There’s so much to this cycling lark, it seems. Especially when the inclement Great British Winter kicks in, with its rain and wind sending you perilously close to a very different path than the one you may actually have chosen, i.e. upright on the road. Not in a ditch/gutter/under the wheels of a bus. Over the last couple of weeks we’ve been giving you handy hints on how to make your winter commute more bearable, by making yourself visible and kitting yourself out to get the better of the elements. This week, we’re talking about getting your bike ready for winter.
Keeping it Clean
I know it’s boring, but first and foremost, a clean bike is a happy bike, so you want to be giving your two-wheeled friend a regular spruce up. How often you do that will depend on how far and often you ride it, but some say once a week if you’re out and about regularly. Not only will this clean off any corrosive salt from the road, but also debris and oil build up, which can become embedded on components making everything less effective. In particular, under your brakes and on your wheel rims, which clearly you’d like to be working all the time, but you need to be at optimal performance in wet weather.
Brakes
Rain makes everything bike-related more annoying. Apart from soaking you, if you didn’t heed the advice we gave you about kit last week, it makes everything slippery, and reduces the friction between your brakes and your wheels. You know when you brake and it makes that devastating grinding metal sound? Yeah, it’s not supposed to do that. That means your brake pads are either on the wonk, or worn down and in need of replacing. The length of time between changing your brake pads varies greatly depending on use, technique and your tyres, but you should be looking out for grooves on the pads becoming shallow.

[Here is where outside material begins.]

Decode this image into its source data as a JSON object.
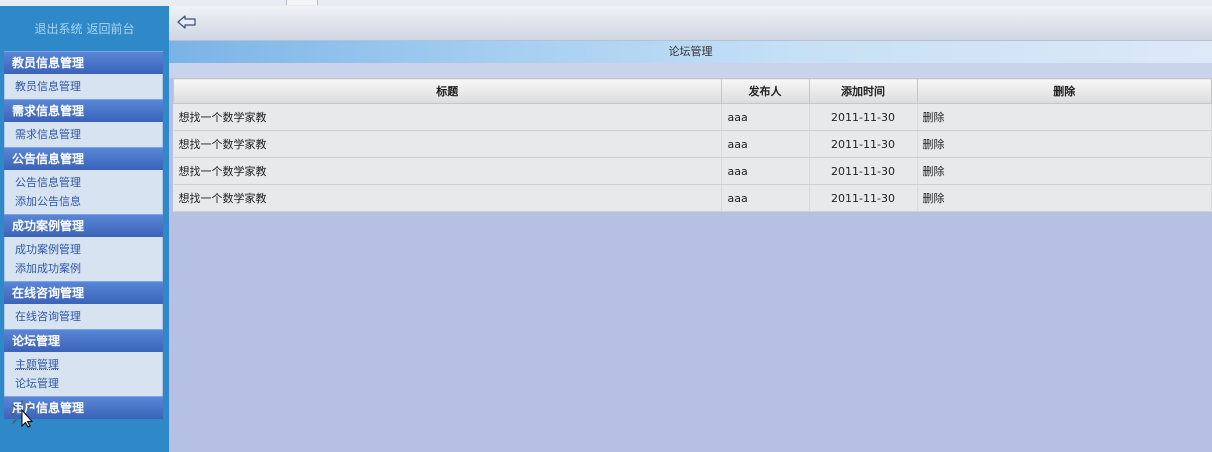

Brake pads are pretty cheap, and generally cost under £10. My own Cycling Spirit Guide recommends Kool Stop Salmon brake pads. If you don’t know how to change a brake pad, the internet is your friend and a wealth of tutorials can be found on Youtube, though I’m a big fan of Made Good Bikes for this kind of thing. Alternatively, if you’re lazy, your local bike shop can fit them for you, usually for a relatively low price.
Tyres
I never really know how to tell when it’s time to change a tyre, but if you’ve started getting a lot of punctures, then that might be a sign. Road bike tyres can puncture pretty easily if you’re careless about potholes and the like, so invest in something robust or, er, be less careless (not always easy when you see the state of some roads…). My pal recommends Schwalbe Durano Plus.
It might also be a sign that you’re not pumping up your tyres often enough. Well-inflated tyres help deflect pesky, puncture-causing debris, promote better grip and just make pedalling easier, which we can all appreciate, so you should be pumping them up at least every fortnight if you’re using your bike every day. Even if you’re not, air can be escaping from your tyres just as your bike sits in your hallway, so be aware. Get a track pump, everything else is utterly useless. If you don’t have one, again, your local bike shop is probably kind enough to have one outside, which you can use.
When you change a tyre, if it’s in decent enough condition, stick your front tyre on your back wheel and the new one on the front, where you want better grip lest you lose traction turning a corner. In this scenario, its better if your back wheel goes first, from which you are less likely to find yourself in a heap on the floor than if it’s your front wheel.
Mud guards
Some people tell me that mud guards aren’t very cool. Well, I’d venture that they’re significantly cooler than turning up at work looking like last night’s dodgy curry has repeated on you in the most unfortunate of ways. The roads are filthy, and after a heavy dousing, all that filth is spraying off your wheels and over your rear, in particular. Even if you don’t care, I guarantee the person cycling behind you does, because it’s also spraying over their face.